# Courses Demo
This Jupyter notebook is for exploring the data set courses20-21.json
which consists of all Brandeis courses in the 20-21 academic year (Fall20, Spr21, Sum21) 
which had at least 1 student enrolled.

First we need to read the json file into a list of Python dictionaries

In [142]:
import json

In [143]:
with open("courses20-21.json","r",encoding='utf-8') as jsonfile:
    courses = json.load(jsonfile)

## Structure of a course
Next we look at the fields of each course dictionary and their values

In [144]:
print('there are',len(courses),'courses in the dataset')
print('here is the data for course 1246')
courses[1246]

there are 7813 courses in the dataset
here is the data for course 1246


{'limit': 28,
 'times': [{'start': 1080, 'end': 1170, 'days': ['w', 'm']}],
 'enrolled': 4,
 'details': 'Instruction for this course will be offered remotely. Meeting times for this course are listed in the schedule of classes (in ET).',
 'type': 'section',
 'status_text': 'Open',
 'section': '1',
 'waiting': 0,
 'instructor': ['An', 'Huang', 'anhuang@brandeis.edu'],
 'coinstructors': [],
 'code': ['MATH', '223A'],
 'subject': 'MATH',
 'coursenum': '223A',
 'name': 'Lie Algebras: Representation Theory',
 'independent_study': False,
 'term': '1203',
 'description': "Theorems of Engel and Lie. Semisimple Lie algebras, Cartan's criterion. Universal enveloping algebras, PBW theorem, Serre's construction. Representation theory. Other topics as time permits. Usually offered every second year.\nAn Huang"}

## Cleaning the data
If we want to sort courses by instructor or by code, we need to replace the lists with tuples (which are immutable lists)

In [145]:
for course in courses:
        course['instructor'] = tuple(course['instructor'])
        course['coinstructors'] = tuple([tuple(f) for f in course['coinstructors']])
        course['code']= tuple(course['code'])

In [146]:
print('notice that the instructor and code are tuples now')
courses[1246]

notice that the instructor and code are tuples now


{'limit': 28,
 'times': [{'start': 1080, 'end': 1170, 'days': ['w', 'm']}],
 'enrolled': 4,
 'details': 'Instruction for this course will be offered remotely. Meeting times for this course are listed in the schedule of classes (in ET).',
 'type': 'section',
 'status_text': 'Open',
 'section': '1',
 'waiting': 0,
 'instructor': ('An', 'Huang', 'anhuang@brandeis.edu'),
 'coinstructors': (),
 'code': ('MATH', '223A'),
 'subject': 'MATH',
 'coursenum': '223A',
 'name': 'Lie Algebras: Representation Theory',
 'independent_study': False,
 'term': '1203',
 'description': "Theorems of Engel and Lie. Semisimple Lie algebras, Cartan's criterion. Universal enveloping algebras, PBW theorem, Serre's construction. Representation theory. Other topics as time permits. Usually offered every second year.\nAn Huang"}

# Exploring the data set
Now we will show how to use straight python to explore the data set and answer some interesting questions. Next week we will start learning Pandas/Numpy which are packages that make it easier to explore large dataset efficiently.

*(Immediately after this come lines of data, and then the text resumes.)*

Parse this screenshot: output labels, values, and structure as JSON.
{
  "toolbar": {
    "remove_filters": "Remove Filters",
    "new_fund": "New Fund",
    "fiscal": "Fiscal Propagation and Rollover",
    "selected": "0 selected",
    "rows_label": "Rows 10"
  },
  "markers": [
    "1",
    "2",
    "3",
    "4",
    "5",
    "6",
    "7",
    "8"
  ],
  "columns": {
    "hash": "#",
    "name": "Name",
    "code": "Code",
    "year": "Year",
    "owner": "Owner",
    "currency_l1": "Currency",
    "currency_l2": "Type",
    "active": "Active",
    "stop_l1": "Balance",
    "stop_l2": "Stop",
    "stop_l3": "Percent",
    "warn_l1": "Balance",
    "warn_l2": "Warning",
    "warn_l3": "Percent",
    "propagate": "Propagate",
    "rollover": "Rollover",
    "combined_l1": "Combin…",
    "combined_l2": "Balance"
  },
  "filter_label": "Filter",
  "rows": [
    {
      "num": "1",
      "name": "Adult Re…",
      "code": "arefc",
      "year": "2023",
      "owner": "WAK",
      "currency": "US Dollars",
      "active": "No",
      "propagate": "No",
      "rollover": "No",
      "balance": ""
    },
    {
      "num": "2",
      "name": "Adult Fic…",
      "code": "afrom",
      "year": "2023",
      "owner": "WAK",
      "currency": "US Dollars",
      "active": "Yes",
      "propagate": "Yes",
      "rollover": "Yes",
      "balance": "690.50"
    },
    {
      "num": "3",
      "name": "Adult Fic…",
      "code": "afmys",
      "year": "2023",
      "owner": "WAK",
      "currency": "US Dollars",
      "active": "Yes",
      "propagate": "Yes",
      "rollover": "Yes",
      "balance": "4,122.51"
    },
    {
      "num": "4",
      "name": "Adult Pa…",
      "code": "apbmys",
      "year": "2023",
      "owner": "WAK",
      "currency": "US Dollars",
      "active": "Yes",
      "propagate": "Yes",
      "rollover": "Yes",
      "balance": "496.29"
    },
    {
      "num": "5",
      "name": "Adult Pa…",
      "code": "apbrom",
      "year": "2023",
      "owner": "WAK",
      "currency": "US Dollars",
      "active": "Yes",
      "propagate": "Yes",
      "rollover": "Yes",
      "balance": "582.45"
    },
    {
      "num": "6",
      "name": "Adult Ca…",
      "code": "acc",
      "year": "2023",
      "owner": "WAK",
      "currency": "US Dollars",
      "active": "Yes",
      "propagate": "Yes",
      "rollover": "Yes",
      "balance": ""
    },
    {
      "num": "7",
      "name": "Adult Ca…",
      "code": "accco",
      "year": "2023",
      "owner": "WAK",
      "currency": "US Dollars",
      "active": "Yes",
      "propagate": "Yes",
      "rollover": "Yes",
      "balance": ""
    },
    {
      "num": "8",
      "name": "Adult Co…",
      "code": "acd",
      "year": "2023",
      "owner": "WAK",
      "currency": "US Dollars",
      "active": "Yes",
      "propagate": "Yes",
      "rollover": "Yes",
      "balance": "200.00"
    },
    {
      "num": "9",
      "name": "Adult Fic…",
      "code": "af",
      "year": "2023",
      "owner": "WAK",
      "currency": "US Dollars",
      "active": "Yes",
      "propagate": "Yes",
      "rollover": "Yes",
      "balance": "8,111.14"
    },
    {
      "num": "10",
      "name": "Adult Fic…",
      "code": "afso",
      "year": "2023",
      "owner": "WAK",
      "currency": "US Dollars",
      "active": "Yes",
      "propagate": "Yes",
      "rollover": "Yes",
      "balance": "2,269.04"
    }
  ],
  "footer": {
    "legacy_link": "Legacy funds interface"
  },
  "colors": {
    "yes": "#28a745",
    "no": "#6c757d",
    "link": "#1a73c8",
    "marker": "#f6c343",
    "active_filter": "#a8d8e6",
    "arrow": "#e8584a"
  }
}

Here are some questions we can try to asnwer:
* what are all of the subjects of courses (e.g. COSI, MATH, JAPN, PHIL, ...)
* which terms are represented?
* how many instructors taught at Brandeis last year?
* what were the five largest course sections?
* what were the five largest courses (where we combine sections)?
* which are the five largest subjects measured by number of courses offered?
* which are the five largest courses measured by number of students taught?
* which course had the most sections taught in 20-21?
* who are the top five faculty in terms of number of students taught?
* etc.

## 5a How many faculty taught COSI courses last year?

In [147]:
list = {c['instructor'] for c in courses if c['subject']=='COSI' if c['enrolled']>0} 
len(list)

25

## 5b What is the total number of students taking COSI courses last year?

In [148]:
list = {c['enrolled'] for c in courses if c['subject']== 'COSI' if c['enrolled'] > 0}
count= 0
for i in list:
    count = count + i
print (count)

1950


## 5i Tenzin - A list of open courses in COSI

In [149]:
{c['name'] for c in courses if c['status_text']=='Closed' if c['subject']=='COSI' if c['enrolled']>10}

{'Capstone Project for Software Engineering',
 'Data Management for Data Science',
 'Deep Learning',
 'Discrete Structures',
 'Fundamentals of Artificial Intelligence',
 'Introduction to Problem Solving in Python',
 'Operating Systems'}

## 5c. 
what was the median size of a COSI course last year (counting only those courses with at least 10 students)

In [150]:
import statistics
list_en = {c['enrolled'] for c in courses if c['subject']=='COSI' if c['enrolled']>=10}
print(statistics.median(list_en))


45.5


## 5d. 
Create a list of tuples (E,S) where S is a subject and E is the number of students enrolled in courses in that subject, sort it and print the top 10. This shows the top 10 subjects in terms of number of students taught.

In [151]:
sizes_dict = {}
for course in courses:
    sizes_dict[course['subject']] = (sizes_dict[course["subject"]] + course["enrolled"]) if course['subject'] in sizes_dict else 0 
    
courses_d = []
for subject_name, subject_size in sizes_dict.items():
    courses_d.append([subject_name, subject_size]) #map subject name to its size.eg,. {Chem, 1}

courses_by_size = sorted(courses_d, key = lambda course:  - course[1])
tuple([(course[1], course[0]) for course in courses_by_size[:11]])

((5298, 'HS'),
 (3075, 'BIOL'),
 (2747, 'BUS'),
 (2717, 'HWL'),
 (2315, 'ECON'),
 (2289, 'CHEM'),
 (2223, 'COSI'),
 (1775, 'MATH'),
 (1693, 'PSYC'),
 (1144, 'ANTH'),
 (1105, 'ENG'))

# 5g and 5h - Gisel

In [152]:
#Questions 5g and 5h below
def get_my_key(courses):
    return courses['enrolled']

sortedFile = sorted(courses, key = lambda course:  - course['enrolled'])

topFaculty = []
for s in sortedFile[:21]:
    topFaculty.append(s['instructor'])
print(topFaculty) 

topCourses = []
for c in sortedFile[:21]:
    topCourses.append(c['name'])
print(topCourses)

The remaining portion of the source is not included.